The camera will also shoot out a perhaps more usable at the moment 2K signal and with some ‘decimation’ (Canon’s term to vertical halve the signal) be able to provide a 444 signal up to 120 frames a second. The full 2K will be a 10bit or 12 bit signal depending on the recorder it’s attached to and the 120 fps resolution will be 2048x1080.
The full 4K signal will use both 3G HDSDI outputs as it’s steaming along at six gigabytes per second to achieve a 60p stream.
As with the Canon C300 the C500 will be available in two guises for two different lens makes, EF and PL. Availability for the C500 will in the last quarter of the year and the price is quoted at £20,000 and EURO 24,600.
There was more information on the ID-C 4K DSLR product mainly because it was trailed so well at the launch of the C300. The camera comes under the EOS banner and indeed looks like the 1D-X. The headline features are the 4K output, (4,096 x 2,160) video recording with 4:2:2 colour sampling.
Of course the camera has support for a range of resolutions and variable frame rates. 4K video is recorded using 8-bit Motion JPEG compression at 24p, and Full HD (1920 x 1080) video capture is available at frame rates up to 1080/60p.
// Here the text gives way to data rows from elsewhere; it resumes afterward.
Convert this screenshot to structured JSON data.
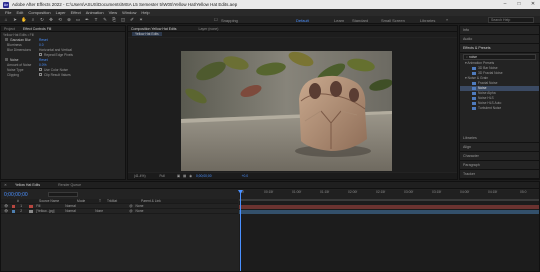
{
  "window": {
    "title": "Adobe After Effects 2022 - C:\\Users\\ASUS\\Documents\\MSA L5 Semester 5\\W05\\Yellow Hat\\Yellow Hat Edits.aep",
    "app_badge": "Ae",
    "minimize": "–",
    "maximize": "□",
    "close": "✕"
  },
  "menu": [
    "File",
    "Edit",
    "Composition",
    "Layer",
    "Effect",
    "Animation",
    "View",
    "Window",
    "Help"
  ],
  "toolbar": {
    "snapping": "Snapping",
    "workspaces": [
      "Default",
      "Learn",
      "Standard",
      "Small Screen",
      "Libraries"
    ],
    "active_workspace": "Default",
    "search_placeholder": "Search Help"
  },
  "left_panel": {
    "tabs": [
      "Project",
      "Effect Controls Fill"
    ],
    "breadcrumb": "Yellow Hat Edits • Fill",
    "effects": [
      {
        "name": "Gaussian Blur",
        "reset": "Reset",
        "props": [
          {
            "label": "Blurriness",
            "value": "0.0"
          },
          {
            "label": "Blur Dimensions",
            "value": "Horizontal and Vertical"
          },
          {
            "label": "",
            "value": "Repeat Edge Pixels",
            "checkbox": true
          }
        ]
      },
      {
        "name": "Noise",
        "reset": "Reset",
        "props": [
          {
            "label": "Amount of Noise",
            "value": "0.0%"
          },
          {
            "label": "Noise Type",
            "value": "Use Color Noise",
            "checkbox": true
          },
          {
            "label": "Clipping",
            "value": "Clip Result Values",
            "checkbox": true
          }
        ]
      }
    ]
  },
  "comp_panel": {
    "tabs": [
      "Composition Yellow Hat Edits",
      "Layer (none)"
    ],
    "sub_tab": "Yellow Hat Edits",
    "zoom": "(41.4%)",
    "resolution": "Full",
    "timecode": "0;00;00;00",
    "exposure": "+0.0"
  },
  "right_panel": {
    "sections_top": [
      "Info",
      "Audio"
    ],
    "fx_header": "Effects & Presets",
    "fx_search": "noise",
    "fx_tree": [
      {
        "type": "cat",
        "label": "▾ Animation Presets"
      },
      {
        "type": "itm",
        "label": "3D Bar Noise"
      },
      {
        "type": "itm",
        "label": "3D Fractal Noise"
      },
      {
        "type": "cat",
        "label": "▾ Noise & Grain"
      },
      {
        "type": "itm",
        "label": "Fractal Noise"
      },
      {
        "type": "itm",
        "label": "Noise",
        "selected": true
      },
      {
        "type": "itm",
        "label": "Noise Alpha"
      },
      {
        "type": "itm",
        "label": "Noise HLS"
      },
      {
        "type": "itm",
        "label": "Noise HLS Auto"
      },
      {
        "type": "itm",
        "label": "Turbulent Noise"
      }
    ],
    "sections_bottom": [
      "Libraries",
      "Align",
      "Character",
      "Paragraph",
      "Tracker"
    ]
  },
  "timeline": {
    "tabs": [
      "Yellow Hat Edits",
      "Render Queue"
    ],
    "timecode": "0;00;00;00",
    "columns": [
      "#",
      "Source Name",
      "Mode",
      "T",
      "TrkMat",
      "Parent & Link"
    ],
    "layers": [
      {
        "index": "1",
        "name": "Fill",
        "mode": "Normal",
        "trkmat": "",
        "parent": "None",
        "color": "#b7463f"
      },
      {
        "index": "2",
        "name": "[Yellow...jpg]",
        "mode": "Normal",
        "trkmat": "None",
        "parent": "None",
        "color": "#4e7fb0"
      }
    ],
    "ruler": [
      "0f",
      "00:15f",
      "01:00f",
      "01:15f",
      "02:00f",
      "02:15f",
      "03:00f",
      "03:15f",
      "04:00f",
      "04:15f",
      "05:0"
    ]
  },
  "colors": {
    "accent": "#4a90ff",
    "selection": "#3b4a63",
    "panel": "#232323"
  }
}
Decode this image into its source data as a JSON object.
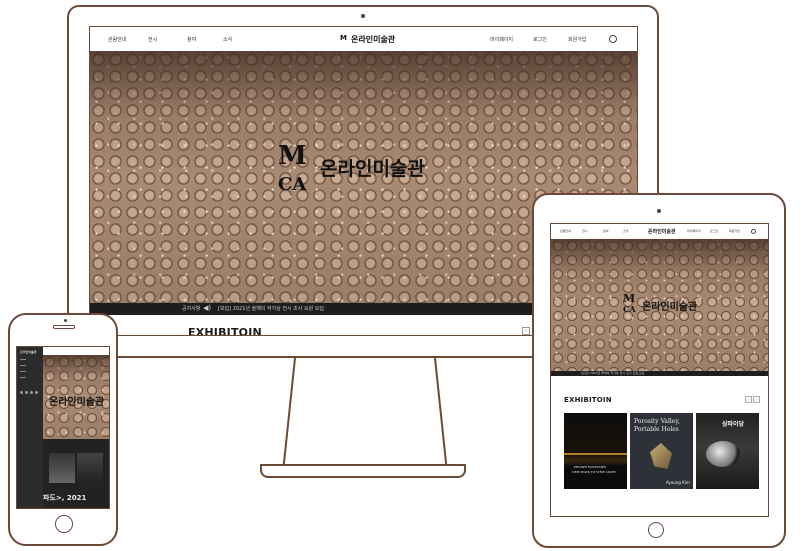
{
  "brand": {
    "name": "온라인미술관",
    "mark": "MMCA"
  },
  "nav": {
    "left": [
      "관람안내",
      "전시",
      "참여",
      "소식"
    ],
    "right": [
      "마이페이지",
      "로그인",
      "회원가입"
    ],
    "search_icon": "search-icon"
  },
  "ticker": {
    "label": "공지사항",
    "text": "[모집] 2021년 올해의 작가상 전시 조사 요원 모집",
    "icon": "speaker-icon"
  },
  "exhibition": {
    "heading": "EXHIBITOIN",
    "posters": [
      {
        "lines": [
          "PROSPE FANTASIES",
          "NEW WAYS TO VIEW LIGHT"
        ]
      },
      {
        "lines": [
          "Porosity Valley,",
          "Portable Holes",
          "Ayoung Kim"
        ]
      },
      {
        "lines": [
          "상파이당"
        ]
      }
    ]
  },
  "phone": {
    "caption": "파도>, 2021"
  },
  "colors": {
    "device_outline": "#6b4a38",
    "dark_bar": "#1d1d1d"
  }
}
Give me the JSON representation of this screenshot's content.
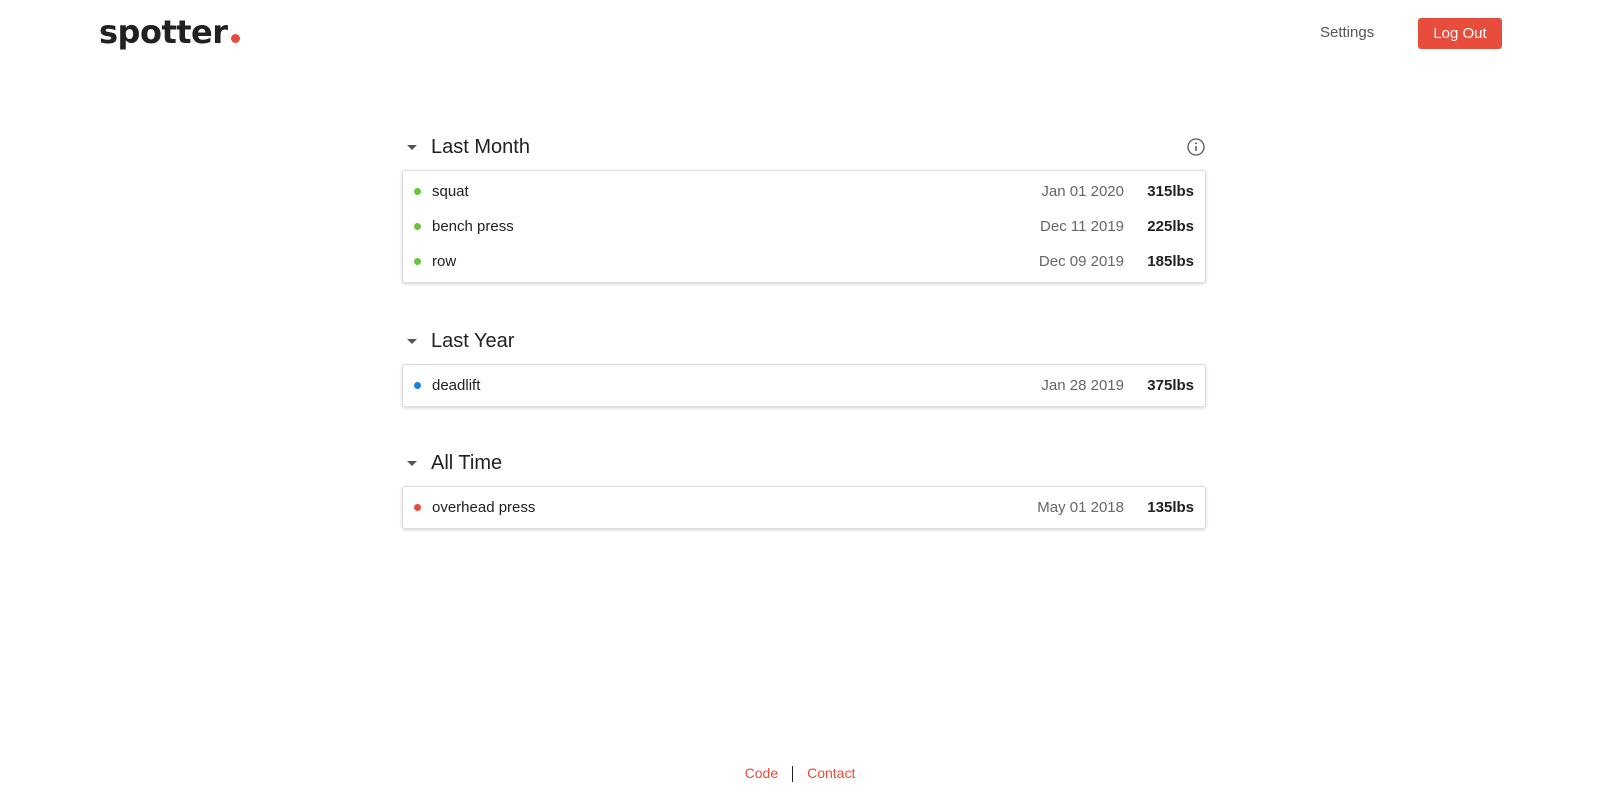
{
  "brand": {
    "name": "spotter",
    "accent_color": "#e84c3d"
  },
  "header": {
    "settings_label": "Settings",
    "logout_label": "Log Out"
  },
  "sections": [
    {
      "title": "Last Month",
      "dot_color": "#66c53b",
      "has_info_icon": true,
      "rows": [
        {
          "name": "squat",
          "date": "Jan 01 2020",
          "weight": "315lbs"
        },
        {
          "name": "bench press",
          "date": "Dec 11 2019",
          "weight": "225lbs"
        },
        {
          "name": "row",
          "date": "Dec 09 2019",
          "weight": "185lbs"
        }
      ]
    },
    {
      "title": "Last Year",
      "dot_color": "#1f7fe0",
      "rows": [
        {
          "name": "deadlift",
          "date": "Jan 28 2019",
          "weight": "375lbs"
        }
      ]
    },
    {
      "title": "All Time",
      "dot_color": "#e84c3d",
      "rows": [
        {
          "name": "overhead press",
          "date": "May 01 2018",
          "weight": "135lbs"
        }
      ]
    }
  ],
  "footer": {
    "code_label": "Code",
    "contact_label": "Contact"
  },
  "icons": {
    "collapse": "caret-down-icon",
    "info": "info-icon"
  }
}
The camera supports internal recording to CF cards at all resolutions up to and including 4K. Video can also be output to external recorders (excluding 4K video) via an integrated HDMI terminal using an uncompressed YCbCr 4:2:2 signal.
Based on the core specifications of the EOS-1D X, the EOS-1D C is optimised for high quality video capture. During 4K shooting pixels are cropped to an area equivalent to an APS-H sensor, preventing the need to resize or scale the image, ensuring maximum image quality. Additionally, a Super 35mm crop in Full HD recording caters for cinematographers who typically work in the Super 35mm field of view.
Support for 24, 25, 30, 50 and 60p frame rates in Full HD resolution shooting provides additional flexibility, satisfying the shooting needs of professionals across the industry. Industry-standard timecode and codec support and a choice of compression methods provides compatibility with established workflow processes, facilitating straightforward editing and grading after shooting.